MT systems may not always produce accurate translations. They often lack common sense which causes them to give grammatically correct yet nonsensical answers at times. Especially for idioms and complex sentences, they may fail to give the correct output. They might also fail to encompass all cultural information in the translation and might produce culturally inappropriate outputs. Furthermore, due to limited resources and training, they might not produce outputs in non-standard dialects.

Machine Learning is a branch of Artificial Intelligence which works through the training of models. A machine is provided with a dataset and is coded to learn the patterns and trends in the data. Using them, it predicts outputs and makes decisions on the testing data. Similarly, machine learning techniques are used on models to train them on large datasets of language data. Using the derived trends and patterns, machine translation systems make predictions of target translation and give output.

Machine translation systems have become better at generating basic translations. However, they still struggle with fully grasping cultural nuances and contexts. Though neural machine translation systems are working towards comprehending contextual codes, they often lack the cultural awareness that human translations possess. As a result, they might produce grammatically correct yet culturally insensitive translations.
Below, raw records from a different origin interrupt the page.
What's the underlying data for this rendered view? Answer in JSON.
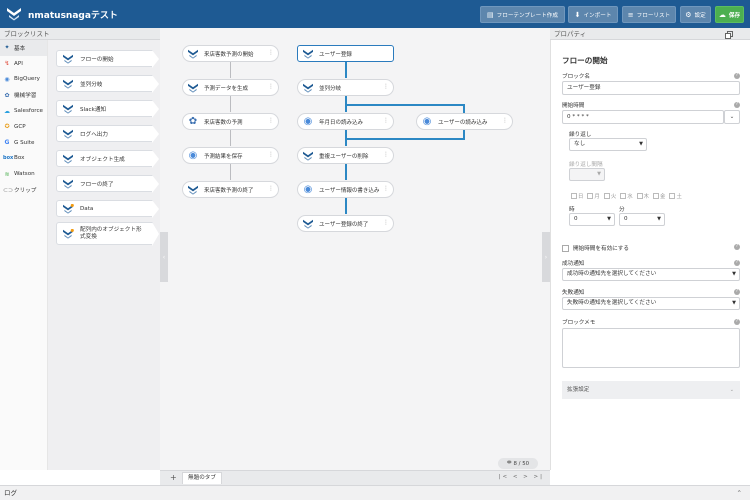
{
  "header": {
    "title": "nmatusnagaテスト",
    "buttons": [
      {
        "label": "フローテンプレート作成",
        "icon": "template-icon"
      },
      {
        "label": "インポート",
        "icon": "download-icon"
      },
      {
        "label": "フローリスト",
        "icon": "list-icon"
      },
      {
        "label": "設定",
        "icon": "gear-icon"
      },
      {
        "label": "保存",
        "icon": "save-icon"
      }
    ]
  },
  "left_panel": {
    "title": "ブロックリスト",
    "categories": [
      {
        "label": "基本",
        "icon": "basic-icon",
        "active": true
      },
      {
        "label": "API",
        "icon": "api-icon"
      },
      {
        "label": "BigQuery",
        "icon": "bigquery-icon"
      },
      {
        "label": "機械学習",
        "icon": "ml-icon"
      },
      {
        "label": "Salesforce",
        "icon": "salesforce-icon"
      },
      {
        "label": "GCP",
        "icon": "gcp-icon"
      },
      {
        "label": "G Suite",
        "icon": "gsuite-icon"
      },
      {
        "label": "Box",
        "icon": "box-icon"
      },
      {
        "label": "Watson",
        "icon": "watson-icon"
      },
      {
        "label": "クリップ",
        "icon": "clip-icon"
      }
    ],
    "blocks": [
      {
        "label": "フローの開始"
      },
      {
        "label": "並列分岐"
      },
      {
        "label": "Slack通知"
      },
      {
        "label": "ログへ出力"
      },
      {
        "label": "オブジェクト生成"
      },
      {
        "label": "フローの終了"
      },
      {
        "label": "Data"
      },
      {
        "label": "配列内のオブジェクト形式変換"
      }
    ]
  },
  "canvas": {
    "left_flow": [
      "来店客数予測の開始",
      "予測データを生成",
      "来店客数の予測",
      "予測結果を保存",
      "来店客数予測の終了"
    ],
    "right_flow": [
      "ユーザー登録",
      "並列分岐",
      "年月日の読み込み",
      "ユーザーの読み込み",
      "重複ユーザーの削除",
      "ユーザー情報の書き込み",
      "ユーザー登録の終了"
    ],
    "counter": "8 / 50",
    "tab_label": "無題のタブ",
    "tab_nav": "|< < > >|"
  },
  "properties": {
    "panel_title": "プロパティ",
    "block_title": "フローの開始",
    "block_name_label": "ブロック名",
    "block_name_value": "ユーザー登録",
    "start_time_label": "開始時間",
    "start_time_value": "0 * * * *",
    "repeat_label": "繰り返し",
    "repeat_value": "なし",
    "repeat_interval_label": "繰り返し間隔",
    "days": [
      "日",
      "月",
      "火",
      "水",
      "木",
      "金",
      "土"
    ],
    "hour_label": "時",
    "hour_value": "0",
    "minute_label": "分",
    "minute_value": "0",
    "enable_start_label": "開始時間を有効にする",
    "success_label": "成功通知",
    "success_value": "成功時の通知先を選択してください",
    "failure_label": "失敗通知",
    "failure_value": "失敗時の通知先を選択してください",
    "memo_label": "ブロックメモ",
    "extended_label": "拡張設定"
  },
  "log_label": "ログ"
}
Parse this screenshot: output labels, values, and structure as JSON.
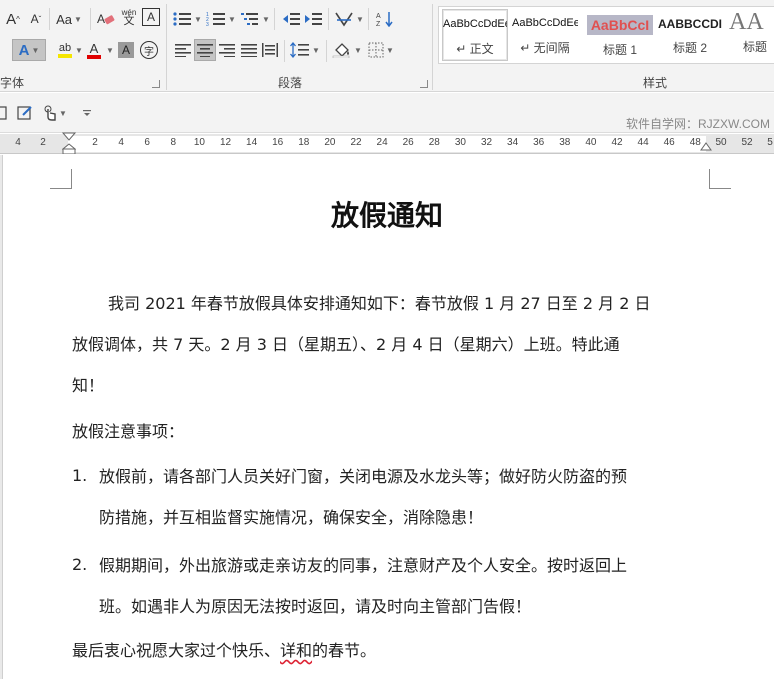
{
  "ribbon": {
    "groups": {
      "font_partial": "字体",
      "paragraph": "段落",
      "styles": "样式"
    },
    "font": {
      "grow_font": "A",
      "shrink_font": "A",
      "change_case": "Aa",
      "clear_format_icon": "eraser-icon",
      "phonetic_top": "wén",
      "phonetic_bottom": "文",
      "char_border": "A",
      "text_effect": "A",
      "highlight": "ab",
      "font_color": "A",
      "char_shading": "A",
      "enclose_char": "字",
      "highlight_color": "#f5e600",
      "font_color_value": "#e00000",
      "text_effect_color": "#2b6cc4"
    },
    "styles": [
      {
        "sample": "AaBbCcDdEe",
        "name": "↵ 正文",
        "selected": true
      },
      {
        "sample": "AaBbCcDdEe",
        "name": "↵ 无间隔",
        "selected": false
      },
      {
        "sample": "AaBbCcI",
        "name": "标题 1",
        "selected": false
      },
      {
        "sample": "AABBCCDI",
        "name": "标题 2",
        "selected": false
      },
      {
        "sample": "AA",
        "name": "标题",
        "selected": false
      }
    ],
    "heading1_color": "#e05050"
  },
  "qat": {
    "watermark": "软件自学网：RJZXW.COM"
  },
  "ruler": {
    "left_labels": [
      "4",
      "2"
    ],
    "labels": [
      "2",
      "4",
      "6",
      "8",
      "10",
      "12",
      "14",
      "16",
      "18",
      "20",
      "22",
      "24",
      "26",
      "28",
      "30",
      "32",
      "34",
      "36",
      "38",
      "40",
      "42",
      "44",
      "46",
      "48"
    ],
    "right_labels": [
      "50",
      "52",
      "5"
    ]
  },
  "document": {
    "title": "放假通知",
    "para1_line1": "我司 2021 年春节放假具体安排通知如下：春节放假 1 月 27 日至 2 月 2 日",
    "para1_line2": "放假调体，共 7 天。2 月 3 日（星期五）、2 月 4 日（星期六）上班。特此通",
    "para1_line3": "知！",
    "notes_heading": "放假注意事项：",
    "item1_num": "1.",
    "item1_line1": "放假前，请各部门人员关好门窗，关闭电源及水龙头等；做好防火防盗的预",
    "item1_line2": "防措施，并互相监督实施情况，确保安全，消除隐患！",
    "item2_num": "2.",
    "item2_line1": "假期期间，外出旅游或走亲访友的同事，注意财产及个人安全。按时返回上",
    "item2_line2": "班。如遇非人为原因无法按时返回，请及时向主管部门告假！",
    "closing_before": "最后衷心祝愿大家过个快乐、",
    "closing_flagged": "详和",
    "closing_after": "的春节。"
  }
}
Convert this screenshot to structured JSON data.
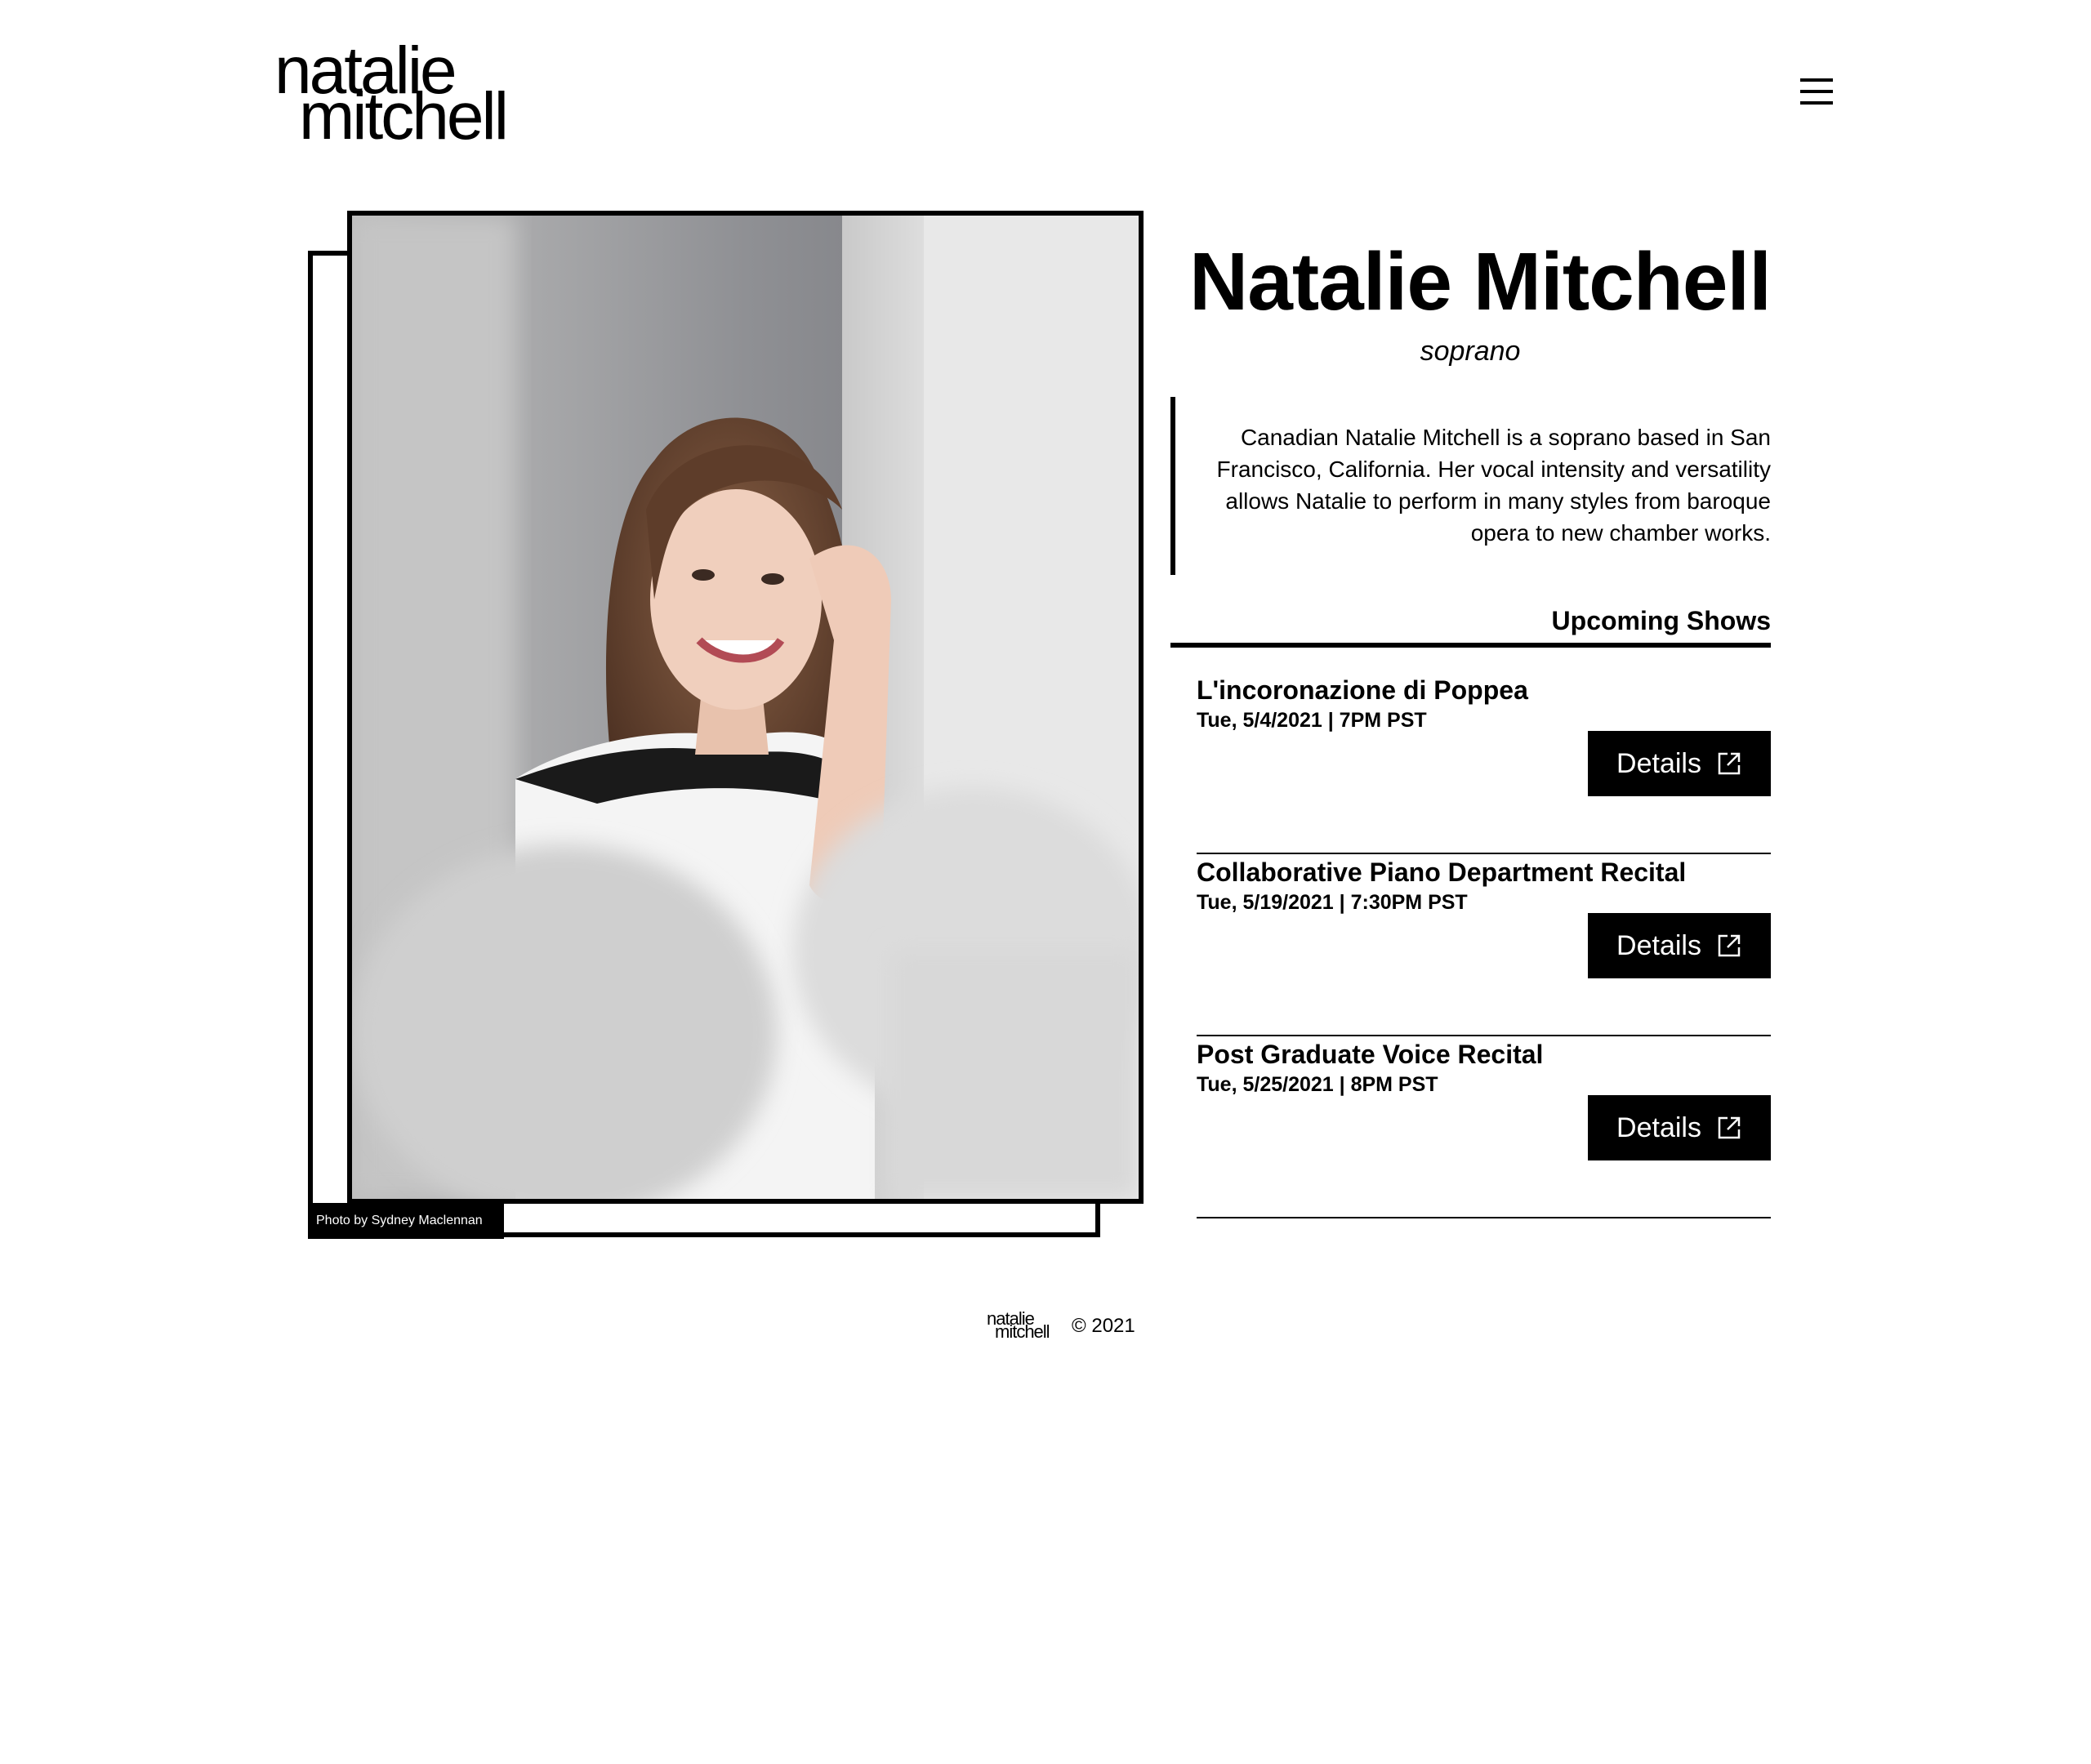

The future for Machine Translation systems looks promising with the advancements in technology. One can expect an increase in the accuracy and quality of the translations. Neural machine translation models aim to incorporate more contextual and cultural understanding in the output. Furthermore, one can expect MT systems to expand the number of languages they can translate to and from. Personalisation tools can also be expected which will allow users to generate domain-specific translations.